He had two catches that together pushed the opposition back 15 yards.
Later, he faced a wide streak after chasing him in a 16-yard win.
When he wasn't making deep plays on the offensive or defensive pitch, Nick Bosa was suffocating a runner in the scrimmage line and then, on the next hit, he covered the same runner and broke a pass.
The latter was particularly notable in that Bosa is a defensive extreme. And all of Saturday's production was remarkable since this is a rookie who had never appeared in an NFL postseason game.
"It's just a great skill given by God and a lot of hard work," said San Francisco teammate Azeez Al-Shaair. “He has that fast pass ability in his blood. He was born with a blueprint presented to him and has followed him perfectly. "
Yes, everything is very logical and biological for Bosa, the son of former NFL defensive end John Bosa and the younger brother of the Chargers defensive end, Joey Bosa.
Each was a first-round pick, Nick was elected to the No. 2 general pick in April.
"Nothing he did surprised me," said Joey, who saw the playoff victory of the 27-10 division round of the 49ers over Minnesota from a suite inside Levi Stadium. "I wasn't surprised a bit."
Before the season, Joey said his little brother was so good that he could lead the league in catches. That did not happen, but much more happened.
Nick produced a rookie year that included nine catches, another 16 hits in the quarterback, two loose ball recoveries and an interception. He was chosen to start the Pro Bowl.
Then, in his debut in the playoffs, he helped limit the Vikings, who were previously trending, to seven first attempts, 21 yards on the ground and zero thought of making a surprise.
"When you put a great athlete in such a big guy, with such good intestinal instincts, it is likely to cause a disruption," said San Francisco rookie partner Dre Greenlaw. "It's hard to handle. All the credit for him and his genes and all those good things."

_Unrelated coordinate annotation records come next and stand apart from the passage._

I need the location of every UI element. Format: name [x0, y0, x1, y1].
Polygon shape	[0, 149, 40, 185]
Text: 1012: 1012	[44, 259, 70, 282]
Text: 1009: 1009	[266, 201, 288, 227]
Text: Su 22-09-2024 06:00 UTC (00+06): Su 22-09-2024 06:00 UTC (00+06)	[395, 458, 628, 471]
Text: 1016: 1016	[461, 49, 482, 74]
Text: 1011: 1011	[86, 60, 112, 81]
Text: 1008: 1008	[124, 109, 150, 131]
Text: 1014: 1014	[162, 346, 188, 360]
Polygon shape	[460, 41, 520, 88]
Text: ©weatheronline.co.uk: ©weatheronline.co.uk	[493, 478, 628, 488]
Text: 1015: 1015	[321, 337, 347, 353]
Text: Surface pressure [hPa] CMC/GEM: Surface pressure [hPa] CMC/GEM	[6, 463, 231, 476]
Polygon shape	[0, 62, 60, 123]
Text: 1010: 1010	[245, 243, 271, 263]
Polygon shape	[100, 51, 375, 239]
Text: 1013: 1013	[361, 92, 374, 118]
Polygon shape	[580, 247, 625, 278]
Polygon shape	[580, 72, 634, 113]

Bosa had such an impact on Saturday that he ordered a full house while lying on his back, breathing life in an entire stadium, ironically, he had no breath of his own.
At the beginning of the fourth quarter, he was breathless as he fired Kirk Cousins.

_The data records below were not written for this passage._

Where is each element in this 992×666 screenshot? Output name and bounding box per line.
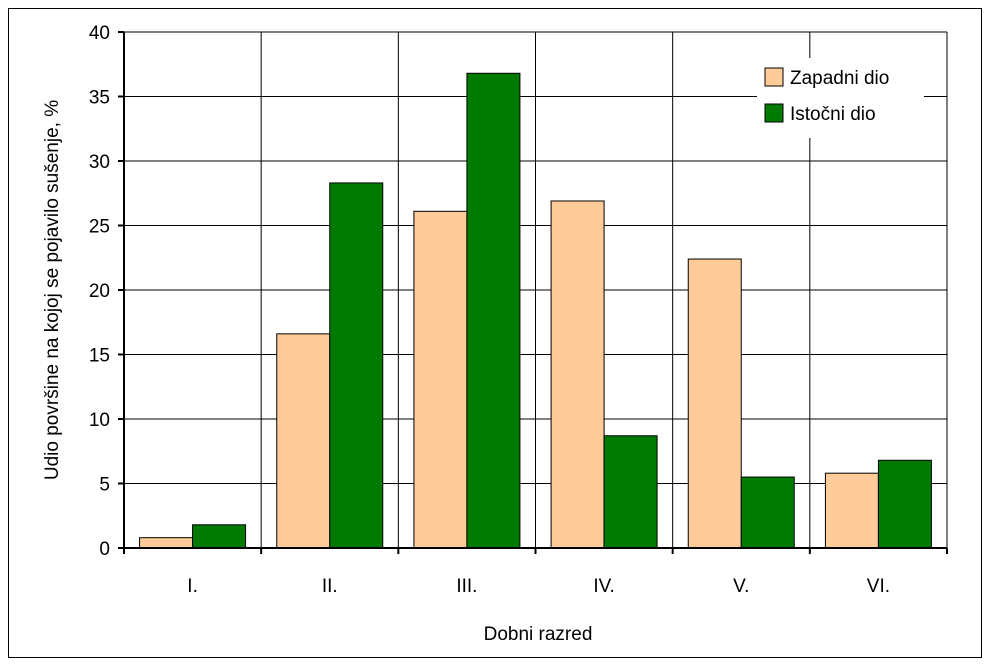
legend-label-istocni: Istočni dio: [790, 104, 876, 125]
bar-zapadni-3: [413, 210, 468, 549]
bar-istocni-1: [192, 524, 247, 549]
x-tick-label-5: V.: [733, 576, 749, 597]
x-tick-label-1: I.: [187, 576, 198, 597]
y-tick-label-8: 40: [89, 23, 110, 44]
y-tick-label-5: 25: [89, 217, 110, 238]
legend-label-zapadni: Zapadni dio: [790, 68, 889, 89]
x-tick-label-6: VI.: [867, 576, 890, 597]
bar-zapadni-1: [139, 537, 194, 549]
y-tick-label-7: 35: [89, 88, 110, 109]
legend-box: [757, 58, 924, 138]
y-tick-label-4: 20: [89, 281, 110, 302]
y-axis-title: Udio površine na kojoj se pojavilo sušen…: [42, 100, 63, 480]
x-tick-label-4: IV.: [593, 576, 615, 597]
legend: Zapadni dio Istočni dio: [757, 58, 924, 138]
bar-istocni-6: [877, 459, 932, 549]
legend-swatch-istocni: [764, 103, 784, 123]
x-tick-label-2: II.: [322, 576, 338, 597]
x-axis-title: Dobni razred: [484, 624, 593, 645]
axes: [118, 31, 948, 554]
y-tick-label-6: 30: [89, 152, 110, 173]
bar-istocni-4: [603, 435, 658, 549]
x-tick-label-3: III.: [456, 576, 477, 597]
y-tick-labels: 0 5 10 15 20 25 30 35 40: [89, 23, 110, 560]
bar-zapadni-4: [550, 200, 605, 549]
bar-zapadni-5: [687, 258, 742, 549]
bar-zapadni-2: [276, 333, 331, 549]
bar-istocni-3: [466, 72, 521, 549]
bar-istocni-2: [329, 182, 384, 549]
bar-istocni-5: [740, 476, 795, 549]
y-tick-label-1: 5: [99, 475, 110, 496]
y-tick-label-3: 15: [89, 346, 110, 367]
chart-frame: [8, 8, 982, 658]
y-tick-label-2: 10: [89, 410, 110, 431]
y-tick-label-0: 0: [99, 539, 110, 560]
x-tick-labels: I. II. III. IV. V. VI.: [187, 576, 890, 597]
bars: [139, 72, 932, 549]
bar-zapadni-6: [824, 472, 879, 549]
legend-swatch-zapadni: [764, 67, 784, 87]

At the behest of the medical staff around him, Bosa remained depressed, long enough to attract both worry and encouragement: 49ers fans moved to start singing his name.
After several seconds, he jumped to life, pointed with his left index finger towards the sky, repeatedly shook his head and left the field with the kind of arrogance rarely associated with someone who, moments before, had been a gasp, gasp.
"I was trying to catch my breath initially," Bosa would explain later. “They told me to stay down for a second. Then I heard the songs. I had to get up. "
His last performance came on an exciting afternoon when the 49ers' defense welcomed pass racer Dee Ford, linebacker Kwon Alexander and deep Jaquiski Tartt for several injuries.
San Francisco prevented Minnesota from running for a first attempt. Twelve times the Vikings faced third time and 10 times failed to convert. The 49ers allowed only one play for more than 18 yards.
The San Francisco front fired Cousins six times, each of a player who was a first-round pick. Along with Bosa, the others selected by the 49ers included DeForest Buckner, Arik Armstead and Solomon Thomas.
Ford had the other bag. Pro Bowler 2018, was acquired in March in an exchange with Kansas City. At the end of the agreement, Ford announced that "it would be like a Ferrari but with a force of 18 wheels."
The initial effort was overwhelming to the point that the initial linebacker, Fred Warner, said later that he didn't feel he had played in a game.
This is what awaits Aaron Rodgers and the Green Bay Packers on Sunday at Levi’s Stadium in the game for the NFC title.
"You just left them without a leash …" said 49ers tight end George Kittle on his team's defensive line. “We had boys rushing the pin from all angles. I guess it's a bit difficult to be a quarterback. "
Bosa's time in the Bay Area began with a dazzling exaggeration but also with a notable limp. After missing most of his last season in the state of Ohio due to a muscle injury in the nucleus, a problem in the hamstrings delayed him in the offseason.
Then, in early August, he suffered a significant ankle sprain that kept him out of the preseason.
Even in the midst of all that outbreak, Bosa's potential could not have been more obvious to his new teammates, even the most veteran of them.
"Usually, there is a learning curve for newbies entering the NFL," said 13-year-old left tackle Joe Staley. "They realize very soon that they cannot survive alone with athletics. They need to use the proper techniques and be disciplined.
“He appeared already understanding that. It was quite exciting but also a bit confusing. I was like, ‘Uh, oh. Maybe I'm losing it a bit. "Then you see it go against everyone else and it makes them look silly too."
The following is a future quarterback of the Hall of Fame and a shot to reach the Super Bowl.
In 101 combined NFL games, the Bosas, John and their two boys have never been so far.
"It's a little crazy to see him in this position in his first year," Joey said. “The NFL can be so high and low. This thing is quite real suddenly. Just one more victory.
From following a plane to opening a path.